Will this set of sanctions finally be what gets Iran to give up its hostility to negotiating with the U.S.? Or will it at least make it appreciably harder to stage attacks? Elizabeth Rosenberg, a senior fellow at the Center for a New American Security, told me she doubted that Khamenei was using financial instruments that are exposed to U.S. jurisdiction anyway. Rosenberg, who worked on Iran sanctions during the Obama administration, said the sanctions are more symbolic than practical. “Not only do [the new sanctions] not have a major economic impact on Iran, they’re also kind of a sideshow to the military tensions and escalations and levers available that have been used so far by the United States and Iran,” she said.
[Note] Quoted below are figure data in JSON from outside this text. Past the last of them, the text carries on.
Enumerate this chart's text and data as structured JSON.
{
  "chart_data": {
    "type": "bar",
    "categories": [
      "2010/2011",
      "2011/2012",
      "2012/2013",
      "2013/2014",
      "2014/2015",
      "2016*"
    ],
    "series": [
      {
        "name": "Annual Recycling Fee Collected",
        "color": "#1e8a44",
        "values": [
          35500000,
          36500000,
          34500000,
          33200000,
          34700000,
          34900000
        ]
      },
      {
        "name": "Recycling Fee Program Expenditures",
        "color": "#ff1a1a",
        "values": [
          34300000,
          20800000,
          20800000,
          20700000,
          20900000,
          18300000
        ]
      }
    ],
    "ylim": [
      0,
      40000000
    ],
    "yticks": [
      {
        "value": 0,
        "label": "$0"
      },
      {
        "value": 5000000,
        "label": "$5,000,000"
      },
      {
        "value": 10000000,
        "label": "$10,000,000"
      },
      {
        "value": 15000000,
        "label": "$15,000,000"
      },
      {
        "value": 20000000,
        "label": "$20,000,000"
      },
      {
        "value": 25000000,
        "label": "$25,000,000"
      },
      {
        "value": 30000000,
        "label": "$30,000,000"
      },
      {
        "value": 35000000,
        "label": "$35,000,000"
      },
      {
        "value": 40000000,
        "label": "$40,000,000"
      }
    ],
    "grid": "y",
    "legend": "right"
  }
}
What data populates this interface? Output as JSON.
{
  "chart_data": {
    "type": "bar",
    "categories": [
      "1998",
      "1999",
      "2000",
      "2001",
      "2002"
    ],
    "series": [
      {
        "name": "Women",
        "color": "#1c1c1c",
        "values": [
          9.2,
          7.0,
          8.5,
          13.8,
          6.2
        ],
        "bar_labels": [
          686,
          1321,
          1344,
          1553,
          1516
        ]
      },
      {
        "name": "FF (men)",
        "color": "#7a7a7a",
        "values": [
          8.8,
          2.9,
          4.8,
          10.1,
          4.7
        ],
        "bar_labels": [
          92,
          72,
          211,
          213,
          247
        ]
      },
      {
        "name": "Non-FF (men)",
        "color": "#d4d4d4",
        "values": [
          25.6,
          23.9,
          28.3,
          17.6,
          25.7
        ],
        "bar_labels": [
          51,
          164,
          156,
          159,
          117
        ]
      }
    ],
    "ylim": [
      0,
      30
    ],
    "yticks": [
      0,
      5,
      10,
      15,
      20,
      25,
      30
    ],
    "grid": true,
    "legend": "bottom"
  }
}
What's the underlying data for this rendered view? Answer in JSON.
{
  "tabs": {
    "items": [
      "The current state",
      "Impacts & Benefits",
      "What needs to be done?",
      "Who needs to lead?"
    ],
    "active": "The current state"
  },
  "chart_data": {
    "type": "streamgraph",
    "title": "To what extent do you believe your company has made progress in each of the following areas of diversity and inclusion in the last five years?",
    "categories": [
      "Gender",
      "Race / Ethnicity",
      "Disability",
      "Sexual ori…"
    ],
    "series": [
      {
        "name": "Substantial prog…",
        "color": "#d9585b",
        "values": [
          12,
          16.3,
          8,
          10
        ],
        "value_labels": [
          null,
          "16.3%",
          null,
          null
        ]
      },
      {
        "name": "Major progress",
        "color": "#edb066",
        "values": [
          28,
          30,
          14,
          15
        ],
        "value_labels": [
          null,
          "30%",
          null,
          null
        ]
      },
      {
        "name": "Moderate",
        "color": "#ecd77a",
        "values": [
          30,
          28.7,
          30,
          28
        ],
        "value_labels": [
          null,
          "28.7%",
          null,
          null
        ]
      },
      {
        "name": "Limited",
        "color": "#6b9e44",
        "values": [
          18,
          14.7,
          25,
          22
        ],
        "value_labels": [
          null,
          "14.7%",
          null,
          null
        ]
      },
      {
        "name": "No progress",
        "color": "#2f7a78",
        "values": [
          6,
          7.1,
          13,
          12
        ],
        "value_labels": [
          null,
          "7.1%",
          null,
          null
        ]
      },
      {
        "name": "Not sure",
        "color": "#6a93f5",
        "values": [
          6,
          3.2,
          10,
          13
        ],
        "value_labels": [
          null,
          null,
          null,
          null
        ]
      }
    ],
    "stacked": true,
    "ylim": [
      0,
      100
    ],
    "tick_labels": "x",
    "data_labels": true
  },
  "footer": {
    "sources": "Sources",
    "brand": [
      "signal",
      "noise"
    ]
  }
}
Iran is by far the biggest target of U.S. sanctions, but the Trump administration has also leaned on economic pressure in pursuit of changes in Venezuela, North Korea, and elsewhere. Previous administrations have relied on the tool as something sharper than diplomacy but gentler than war, but Trump has far stepped up the frequency of their use. Venezuela’s Nicolas Maduro has withstood the economic pressure campaign aimed at forcing him to step down; though Trump has cited sanctions’ success bringing the North Koreans to negotiate with him over their nuclear program. These negotiations have yet to yield a deal, however.

On Iran, other powers may have incentives to undermine the United States, if they think economic relief for Tehran is the only way to resolve the crisis. European countries have been scrambling to calm tensions, especially since Iran threatened in May to breach the nuclear deal absent economic incentives. Russia’s national-security adviser vowed that Moscow would look out for Iran’s interests at an upcoming meeting between Russian, U.S., and Israeli officials this week.

There are meanwhile faint signs of softening on both sides. The administration has offered to negotiate without preconditions. Critics of Barack Obama’s nuclear deal complain that the deal addressed only the nuclear issue and left other destabilizing Iranian activity, including ballistic missile testing and support for militant proxies, in place—Pompeo last year laid out 12 far-reaching demands touching on those and other issues he said would have to be a part of any new deal. But Trump seemed to walk that back slightly over the weekend, tellingNBC’s Chuck Todd on Meet the Press: “I think they want to make a deal. And my deal is nuclear. Look, they’re not going to have a nuclear weapon. … I don’t think they like the position they’re in. Their economy is, is absolutely broken.”

Monday, however, he vowed that the U.S. would increase the pressure on Tehran “until the regime abandons its dangerous activities and its aspirations, including the pursuit of nuclear weapons, increased enrichment of uranium, development of ballistic missiles, engagement in support for terrorism, fueling of foreign conflicts, and belligerent acts directed against the United States and its allies.”

For the Iranians’ part, Ray Takeyh, a Middle East scholar at the Council on Foreign Relations, has argued that the recent attacks attributed to or claimed by Iran are intended not to start a war, but to enter negotiations from a position of strength. “Before negotiating with the United States, Iran needs a narrative of success,” he wrote in Politico. “And the events of the past few days, in which the Trump administration threatened and then backed off a military confrontation, have finally provided Tehran with a justification to enter talks with, in Iran’s telling, a chastened Washington.”

Washington, however, is certainly not presenting itself as chastened. While the administration has stuck with sanctions for the time being, Trump was quick to warn: “I think a lot of restraint has been shown by us – a lot of restraint – and that doesn’t mean we’re going to show it in the future.”